Archaeologists have not found many examples of this type of burial given the inconspicuous and highly flimsy nature of this type of grave; in other words, it’s easy to miss and more susceptible to destruction and decomposition. Other similar field burials are cist graves (where you dig a pit and line it with things like wood planks or stone as walling) and shaft graves (five-to seven-meter trenches - more deeper than a cist grave - with a niche at the bottom for the body or the coffin to be placed in).
http://www.netours.com/images/stories/Rift_Valley/qumran/qumran-cemetery_400.jpg
The cemetery at Qumran. As you might see, not really much of a sight - just piles of rocks serving as grave markers. At the time of Jesus, many people (those who could not afford to commission or buy a ‘cave’-type tomb) would have been buried like this. One of the things that makes the Qumran burials so striking (the graves here show a number of differences from graves in other areas) is that skeletal analysis indicates the people buried in there to be from relatively high social classes: did these men deliberately choose to be buried like the common poor – ‘six feet under’ on the ground? (There were many natural caves around Qumran, but none are used for burial. Note that these graves were actually carefully arranged - these weren’t just rudimentary, crude pits used for hasty burials.)
Since Jesus wasn’t really from a wealthy family, had He lived a normal sort of life there’s a chance that He would have been buried in this sort of earthen grave - if His family did not already own a sort of family tomb. In fact, had Joseph of Arimathea not stepped in, it would have been likely that He would have still been buried ‘six feet under’ after His crucifixion.
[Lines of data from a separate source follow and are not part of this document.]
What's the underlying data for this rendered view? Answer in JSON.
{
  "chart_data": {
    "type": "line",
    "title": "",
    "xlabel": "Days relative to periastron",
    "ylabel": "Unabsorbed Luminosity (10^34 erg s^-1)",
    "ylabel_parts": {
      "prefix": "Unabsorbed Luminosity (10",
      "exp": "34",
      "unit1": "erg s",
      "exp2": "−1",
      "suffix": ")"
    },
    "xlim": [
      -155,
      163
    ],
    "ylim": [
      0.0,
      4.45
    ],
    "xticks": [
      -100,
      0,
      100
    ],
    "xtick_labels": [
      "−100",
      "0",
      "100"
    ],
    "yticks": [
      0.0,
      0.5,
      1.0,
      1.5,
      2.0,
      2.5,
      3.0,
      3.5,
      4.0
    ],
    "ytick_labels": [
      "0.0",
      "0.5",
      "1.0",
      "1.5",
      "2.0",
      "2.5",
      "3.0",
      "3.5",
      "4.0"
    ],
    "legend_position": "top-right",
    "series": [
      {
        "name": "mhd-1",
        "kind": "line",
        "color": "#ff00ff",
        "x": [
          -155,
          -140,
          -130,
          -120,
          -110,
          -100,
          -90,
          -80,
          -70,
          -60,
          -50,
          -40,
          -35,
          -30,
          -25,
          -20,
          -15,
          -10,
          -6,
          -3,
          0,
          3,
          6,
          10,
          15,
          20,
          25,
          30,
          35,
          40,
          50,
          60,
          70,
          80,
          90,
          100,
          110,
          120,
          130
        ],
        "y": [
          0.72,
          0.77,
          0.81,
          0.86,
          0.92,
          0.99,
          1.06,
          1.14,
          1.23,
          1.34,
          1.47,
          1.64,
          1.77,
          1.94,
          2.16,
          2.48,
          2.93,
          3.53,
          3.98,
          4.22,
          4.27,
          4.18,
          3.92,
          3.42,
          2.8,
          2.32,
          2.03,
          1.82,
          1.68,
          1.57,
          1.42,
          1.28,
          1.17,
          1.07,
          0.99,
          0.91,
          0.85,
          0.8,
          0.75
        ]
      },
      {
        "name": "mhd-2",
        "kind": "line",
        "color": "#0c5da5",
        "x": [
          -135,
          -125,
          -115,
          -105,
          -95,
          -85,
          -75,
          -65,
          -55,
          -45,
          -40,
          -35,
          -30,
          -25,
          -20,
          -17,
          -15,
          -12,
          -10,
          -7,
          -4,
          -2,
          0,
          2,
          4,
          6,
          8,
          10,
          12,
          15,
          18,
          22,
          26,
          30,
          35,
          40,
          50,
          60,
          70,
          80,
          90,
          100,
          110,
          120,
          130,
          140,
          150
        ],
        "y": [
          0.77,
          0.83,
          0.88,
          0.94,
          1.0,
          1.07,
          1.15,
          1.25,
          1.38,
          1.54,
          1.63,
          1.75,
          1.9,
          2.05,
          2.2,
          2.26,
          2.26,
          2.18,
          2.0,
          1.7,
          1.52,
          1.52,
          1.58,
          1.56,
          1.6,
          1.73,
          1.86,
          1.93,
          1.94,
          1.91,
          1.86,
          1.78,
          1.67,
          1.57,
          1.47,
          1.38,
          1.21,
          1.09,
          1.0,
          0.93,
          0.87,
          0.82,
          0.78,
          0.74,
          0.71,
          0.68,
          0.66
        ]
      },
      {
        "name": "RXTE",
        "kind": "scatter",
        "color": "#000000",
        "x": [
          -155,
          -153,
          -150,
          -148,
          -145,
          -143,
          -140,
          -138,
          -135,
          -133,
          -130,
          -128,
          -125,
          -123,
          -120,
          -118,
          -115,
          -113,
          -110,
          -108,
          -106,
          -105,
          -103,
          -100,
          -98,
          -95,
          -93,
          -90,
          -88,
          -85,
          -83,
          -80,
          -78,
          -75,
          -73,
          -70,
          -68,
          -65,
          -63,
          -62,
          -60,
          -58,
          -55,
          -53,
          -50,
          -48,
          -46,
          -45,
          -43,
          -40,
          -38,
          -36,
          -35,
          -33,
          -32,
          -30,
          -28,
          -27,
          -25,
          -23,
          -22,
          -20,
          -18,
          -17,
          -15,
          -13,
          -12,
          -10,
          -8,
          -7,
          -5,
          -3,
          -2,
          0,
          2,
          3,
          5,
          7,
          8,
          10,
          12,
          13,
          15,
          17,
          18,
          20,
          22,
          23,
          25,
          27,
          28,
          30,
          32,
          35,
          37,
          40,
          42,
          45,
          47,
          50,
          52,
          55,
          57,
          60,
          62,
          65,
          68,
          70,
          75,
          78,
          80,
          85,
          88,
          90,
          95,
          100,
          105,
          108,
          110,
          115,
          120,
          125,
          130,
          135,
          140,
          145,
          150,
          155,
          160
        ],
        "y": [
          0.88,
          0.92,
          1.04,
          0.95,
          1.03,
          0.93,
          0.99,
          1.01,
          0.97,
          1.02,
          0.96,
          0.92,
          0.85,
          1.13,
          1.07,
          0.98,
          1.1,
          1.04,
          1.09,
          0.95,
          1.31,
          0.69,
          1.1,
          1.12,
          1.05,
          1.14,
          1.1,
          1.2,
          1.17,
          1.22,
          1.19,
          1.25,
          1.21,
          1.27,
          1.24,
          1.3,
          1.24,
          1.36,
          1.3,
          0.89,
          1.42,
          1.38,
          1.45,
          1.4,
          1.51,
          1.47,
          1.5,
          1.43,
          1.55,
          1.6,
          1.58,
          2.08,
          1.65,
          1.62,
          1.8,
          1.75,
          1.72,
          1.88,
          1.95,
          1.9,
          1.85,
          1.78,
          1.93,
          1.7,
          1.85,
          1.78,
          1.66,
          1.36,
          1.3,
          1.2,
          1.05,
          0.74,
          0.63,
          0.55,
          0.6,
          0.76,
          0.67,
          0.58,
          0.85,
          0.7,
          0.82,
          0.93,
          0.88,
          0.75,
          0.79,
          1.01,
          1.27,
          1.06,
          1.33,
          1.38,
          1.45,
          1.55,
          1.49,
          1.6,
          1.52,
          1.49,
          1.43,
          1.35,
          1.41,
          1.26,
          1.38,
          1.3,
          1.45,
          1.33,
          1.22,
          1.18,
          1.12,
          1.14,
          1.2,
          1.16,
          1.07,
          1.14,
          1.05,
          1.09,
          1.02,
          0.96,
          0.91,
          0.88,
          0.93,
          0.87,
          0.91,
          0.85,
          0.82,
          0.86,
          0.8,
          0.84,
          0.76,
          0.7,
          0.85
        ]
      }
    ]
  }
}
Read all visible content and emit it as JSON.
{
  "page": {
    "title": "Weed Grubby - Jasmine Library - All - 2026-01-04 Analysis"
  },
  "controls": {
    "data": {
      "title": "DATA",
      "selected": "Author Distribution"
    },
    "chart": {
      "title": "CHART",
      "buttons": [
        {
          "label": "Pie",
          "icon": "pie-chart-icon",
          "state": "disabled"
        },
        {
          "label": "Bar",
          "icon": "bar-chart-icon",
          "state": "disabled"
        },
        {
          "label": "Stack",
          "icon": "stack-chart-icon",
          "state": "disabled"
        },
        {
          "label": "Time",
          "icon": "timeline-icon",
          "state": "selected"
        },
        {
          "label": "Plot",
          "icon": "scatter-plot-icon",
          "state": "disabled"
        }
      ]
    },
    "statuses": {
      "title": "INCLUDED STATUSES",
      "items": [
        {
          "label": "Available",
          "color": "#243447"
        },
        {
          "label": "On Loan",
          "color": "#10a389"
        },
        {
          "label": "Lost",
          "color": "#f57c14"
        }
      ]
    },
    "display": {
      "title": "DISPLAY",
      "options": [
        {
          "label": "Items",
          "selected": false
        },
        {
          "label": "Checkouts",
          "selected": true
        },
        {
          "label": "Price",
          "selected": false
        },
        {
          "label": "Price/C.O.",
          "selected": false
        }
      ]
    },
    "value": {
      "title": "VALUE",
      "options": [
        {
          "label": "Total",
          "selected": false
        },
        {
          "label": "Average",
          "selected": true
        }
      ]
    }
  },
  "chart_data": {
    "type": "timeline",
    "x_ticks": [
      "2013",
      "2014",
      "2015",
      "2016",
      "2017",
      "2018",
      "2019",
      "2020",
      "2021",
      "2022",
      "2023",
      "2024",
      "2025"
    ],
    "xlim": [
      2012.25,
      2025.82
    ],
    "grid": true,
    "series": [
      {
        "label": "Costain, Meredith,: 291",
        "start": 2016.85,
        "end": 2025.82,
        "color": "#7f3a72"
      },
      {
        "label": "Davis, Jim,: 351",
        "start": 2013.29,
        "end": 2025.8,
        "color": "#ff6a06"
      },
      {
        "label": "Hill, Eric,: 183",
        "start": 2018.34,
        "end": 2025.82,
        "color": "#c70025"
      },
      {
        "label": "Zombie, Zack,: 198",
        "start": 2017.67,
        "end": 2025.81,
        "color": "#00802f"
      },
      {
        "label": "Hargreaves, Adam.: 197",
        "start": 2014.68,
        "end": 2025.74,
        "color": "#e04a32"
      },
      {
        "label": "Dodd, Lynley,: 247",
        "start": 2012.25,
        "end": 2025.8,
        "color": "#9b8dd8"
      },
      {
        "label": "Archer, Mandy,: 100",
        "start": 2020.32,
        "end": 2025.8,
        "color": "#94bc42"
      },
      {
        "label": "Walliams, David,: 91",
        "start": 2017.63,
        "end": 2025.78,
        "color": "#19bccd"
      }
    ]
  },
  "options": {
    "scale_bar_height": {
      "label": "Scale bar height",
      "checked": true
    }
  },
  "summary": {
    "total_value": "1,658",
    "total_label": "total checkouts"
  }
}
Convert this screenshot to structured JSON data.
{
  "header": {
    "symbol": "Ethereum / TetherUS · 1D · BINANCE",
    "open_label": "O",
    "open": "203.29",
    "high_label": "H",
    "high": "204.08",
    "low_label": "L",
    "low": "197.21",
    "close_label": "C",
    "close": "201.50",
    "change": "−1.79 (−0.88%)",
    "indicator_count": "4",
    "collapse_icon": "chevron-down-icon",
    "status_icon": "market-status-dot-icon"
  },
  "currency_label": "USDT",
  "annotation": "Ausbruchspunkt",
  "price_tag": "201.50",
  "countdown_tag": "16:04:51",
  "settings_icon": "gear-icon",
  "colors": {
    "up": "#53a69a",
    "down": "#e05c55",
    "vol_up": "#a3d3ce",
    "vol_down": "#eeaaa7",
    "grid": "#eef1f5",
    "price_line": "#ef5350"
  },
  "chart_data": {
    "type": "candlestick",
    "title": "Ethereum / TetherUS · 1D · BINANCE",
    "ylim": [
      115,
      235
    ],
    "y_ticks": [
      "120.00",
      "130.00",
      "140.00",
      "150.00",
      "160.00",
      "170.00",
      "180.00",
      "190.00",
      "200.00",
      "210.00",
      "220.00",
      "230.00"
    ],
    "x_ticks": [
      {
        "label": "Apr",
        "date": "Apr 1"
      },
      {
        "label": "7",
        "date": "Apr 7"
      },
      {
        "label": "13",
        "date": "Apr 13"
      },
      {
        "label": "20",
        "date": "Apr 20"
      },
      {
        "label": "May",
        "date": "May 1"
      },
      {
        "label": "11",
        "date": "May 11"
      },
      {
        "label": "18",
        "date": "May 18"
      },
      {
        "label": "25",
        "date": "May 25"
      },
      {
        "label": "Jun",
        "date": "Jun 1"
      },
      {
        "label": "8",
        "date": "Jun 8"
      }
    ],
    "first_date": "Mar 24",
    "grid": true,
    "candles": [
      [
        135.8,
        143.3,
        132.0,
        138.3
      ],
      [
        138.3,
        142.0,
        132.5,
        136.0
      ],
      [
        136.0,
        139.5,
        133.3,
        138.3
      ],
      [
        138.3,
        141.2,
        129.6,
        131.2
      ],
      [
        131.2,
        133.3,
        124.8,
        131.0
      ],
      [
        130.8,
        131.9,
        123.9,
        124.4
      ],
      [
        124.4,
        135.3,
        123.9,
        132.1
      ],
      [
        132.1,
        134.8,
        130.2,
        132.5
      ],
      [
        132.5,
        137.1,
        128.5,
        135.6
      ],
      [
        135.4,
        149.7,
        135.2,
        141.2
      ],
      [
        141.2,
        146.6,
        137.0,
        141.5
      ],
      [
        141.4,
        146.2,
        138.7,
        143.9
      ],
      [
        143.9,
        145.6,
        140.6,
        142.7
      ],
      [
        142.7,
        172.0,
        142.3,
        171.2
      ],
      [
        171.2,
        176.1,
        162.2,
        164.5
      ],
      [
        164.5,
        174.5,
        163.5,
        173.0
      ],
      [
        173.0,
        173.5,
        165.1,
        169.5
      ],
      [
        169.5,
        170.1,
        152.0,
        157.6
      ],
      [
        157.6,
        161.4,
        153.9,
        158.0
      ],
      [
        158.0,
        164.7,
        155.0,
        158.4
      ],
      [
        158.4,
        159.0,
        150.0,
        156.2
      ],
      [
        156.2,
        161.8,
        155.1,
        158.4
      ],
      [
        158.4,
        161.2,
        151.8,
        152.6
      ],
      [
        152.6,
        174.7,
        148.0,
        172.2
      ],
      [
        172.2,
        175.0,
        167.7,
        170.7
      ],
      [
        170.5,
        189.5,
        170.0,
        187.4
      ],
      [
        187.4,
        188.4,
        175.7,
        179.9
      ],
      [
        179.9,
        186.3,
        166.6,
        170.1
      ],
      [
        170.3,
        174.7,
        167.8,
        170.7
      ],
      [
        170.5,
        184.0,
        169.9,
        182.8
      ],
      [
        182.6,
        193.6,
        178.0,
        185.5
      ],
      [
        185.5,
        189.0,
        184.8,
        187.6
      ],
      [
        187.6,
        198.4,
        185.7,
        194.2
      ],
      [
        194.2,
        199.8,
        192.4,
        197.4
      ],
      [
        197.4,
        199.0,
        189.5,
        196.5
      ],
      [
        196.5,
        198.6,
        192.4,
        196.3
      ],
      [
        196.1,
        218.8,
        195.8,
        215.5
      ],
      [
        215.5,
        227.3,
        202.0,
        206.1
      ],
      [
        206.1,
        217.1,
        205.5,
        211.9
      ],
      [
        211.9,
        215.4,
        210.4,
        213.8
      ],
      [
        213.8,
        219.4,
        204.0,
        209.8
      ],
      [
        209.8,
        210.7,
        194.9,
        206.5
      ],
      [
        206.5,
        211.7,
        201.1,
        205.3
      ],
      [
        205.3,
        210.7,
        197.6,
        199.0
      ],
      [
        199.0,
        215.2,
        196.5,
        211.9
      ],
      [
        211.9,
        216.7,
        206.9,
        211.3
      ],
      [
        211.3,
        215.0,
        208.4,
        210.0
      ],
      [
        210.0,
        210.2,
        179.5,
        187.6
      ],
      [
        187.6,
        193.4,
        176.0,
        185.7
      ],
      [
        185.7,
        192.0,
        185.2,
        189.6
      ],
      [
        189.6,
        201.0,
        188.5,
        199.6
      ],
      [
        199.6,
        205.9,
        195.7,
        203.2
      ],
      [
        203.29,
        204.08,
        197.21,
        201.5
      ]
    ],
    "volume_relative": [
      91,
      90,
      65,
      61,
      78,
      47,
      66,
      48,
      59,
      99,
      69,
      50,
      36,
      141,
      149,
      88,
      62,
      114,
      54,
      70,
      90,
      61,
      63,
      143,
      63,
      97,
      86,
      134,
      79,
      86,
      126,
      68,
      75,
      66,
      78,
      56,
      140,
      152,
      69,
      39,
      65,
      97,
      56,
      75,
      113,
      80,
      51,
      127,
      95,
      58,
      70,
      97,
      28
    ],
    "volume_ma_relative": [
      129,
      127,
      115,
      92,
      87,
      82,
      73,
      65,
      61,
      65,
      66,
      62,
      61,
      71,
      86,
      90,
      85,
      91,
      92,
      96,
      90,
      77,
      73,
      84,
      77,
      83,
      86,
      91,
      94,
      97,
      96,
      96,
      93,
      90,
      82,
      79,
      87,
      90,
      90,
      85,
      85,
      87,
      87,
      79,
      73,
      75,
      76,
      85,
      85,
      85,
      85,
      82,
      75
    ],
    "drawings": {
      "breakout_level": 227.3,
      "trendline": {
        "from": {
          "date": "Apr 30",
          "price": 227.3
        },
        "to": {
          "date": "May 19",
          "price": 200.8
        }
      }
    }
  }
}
But since Jesus died in the late afternoon, the lack of time before Sabbath began (the Jewish day began at sundown) meant that there was not enough time to even dig a pit grave for Him. (It is true that in some cases crucifixion victims were denied burial, but we know from sources like Josephus that in Palestine those who died by crucifixion are allowed to be buried, if because of the stipulation on Deuteronomy 21 that condemned men who were stoned to death and whose bodies are hung on a tree must be taken down and buried on the same day - by the time of Jesus this passage was interpreted to include crucifixion victims, those who were hung on a ‘tree’ to die.)